Zum Werk (denn darum geht es in diesem Ordner): Ich habe es im Winter 2006 bei Amazon gesehen und einfach mal bestellt, der Grabert-Verlag war mir damals kein Begriff. Das Buch ist eine Zusammenschau der Werke Privatgelehrter aus dem 20. Jahrhundert vorwiegend zum Thema "Megalithkultur", aber auch - damit zusammenhängend - "Atlantis", Großsteinskulpturen u.s.w. Dabei ist der Buchzweck - diese schwer auffindbaren, teuren oder verstaubten / vergriffenen Publikationen ins 21. Jahrhundert hinüberzuretten - zugleich auch ein Problem, da sich das Buch auf ebendiese für mich unerschwinglichen Publikationen stützt und deren Ergebnisse als Belege heranzieht.

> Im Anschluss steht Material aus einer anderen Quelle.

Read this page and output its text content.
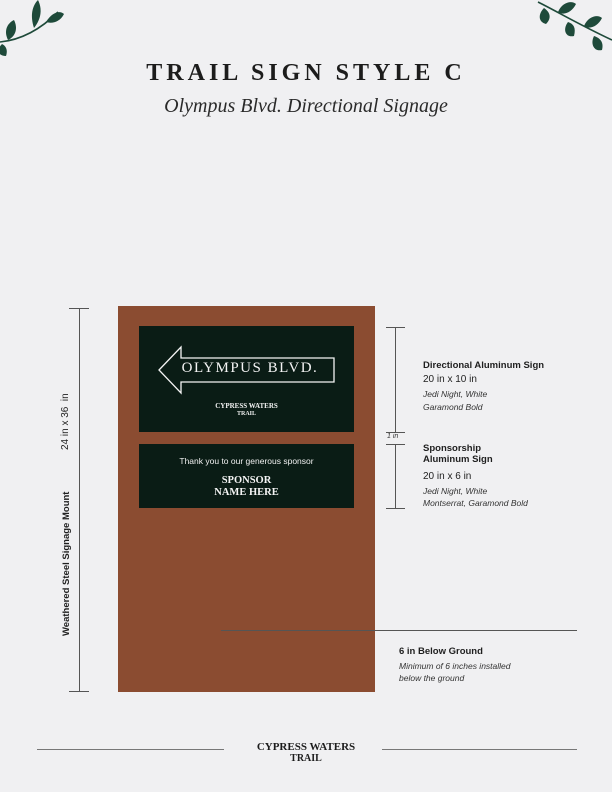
TRAIL SIGN STYLE C
Olympus Blvd. Directional Signage
Weathered Steel Signage Mount
24 in x 36  in
OLYMPUS BLVD.
CYPRESS WATERS
TRAIL
Thank you to our generous sponsor
SPONSOR
NAME HERE
1 in
Directional Aluminum Sign
20 in x 10 in
Jedi Night, White
Garamond Bold
Sponsorship
Aluminum Sign
20 in x 6 in
Jedi Night, White
Montserrat, Garamond Bold
6 in Below Ground
Minimum of 6 inches installed
below the ground
CYPRESS WATERS
TRAIL
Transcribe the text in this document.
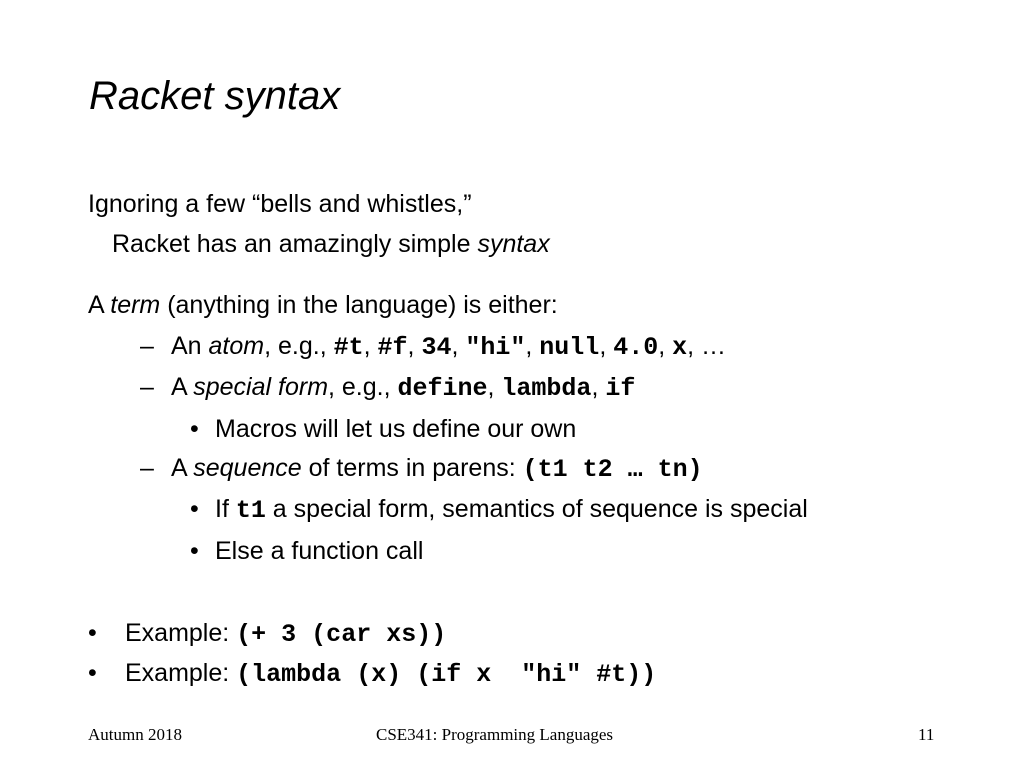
Racket syntax
Ignoring a few “bells and whistles,”
Racket has an amazingly simple syntax
A term (anything in the language) is either:
– An atom, e.g., #t, #f, 34, "hi", null, 4.0, x, …
– A special form, e.g., define, lambda, if
• Macros will let us define our own
– A sequence of terms in parens: (t1 t2 … tn)
• If t1 a special form, semantics of sequence is special
• Else a function call
• Example: (+ 3 (car xs))
• Example: (lambda (x) (if x  "hi" #t))
Autumn 2018	CSE341: Programming Languages	11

Das Problem dabei ist auch, dass einige davon einfach falsch sind, z.B., dass man das "Kreuz im Kreis" (Sonnenwenden- und Tagundnachtgleichenpunkte) als zirkum(nord)polares "Maß der Dinge" unter Berufung auf Hermann Wirth nur knapp unterhalb des nördlichen Polarkreises beobachten kann, dass die Megalithbauten an Nordsee und Biskaya älter sind als die entsprechenden im Orient u.s.w. Einige Interpretationen - gerade was die "geistigen Grundlagen" des Megalithglaubens angeht - finde ich aber wiederum klasse dargestellt und man findet wohl nirgendwo eine so gute Darstellung des Mutterkultes wie in diesem Buch.
Die Atlantis-Diskussion bedient sich dahingegen z.T. spanuthscher Argumente, die schon lange widerlegt sind bzw. dessen Belege sich als Fälschungen oder Irrtümer herausgestellt haben, z.B. dass die Jahreszahlen im Platon-Bericht als "Mondjahre" (Monate) zu verstehen seien u.s.w.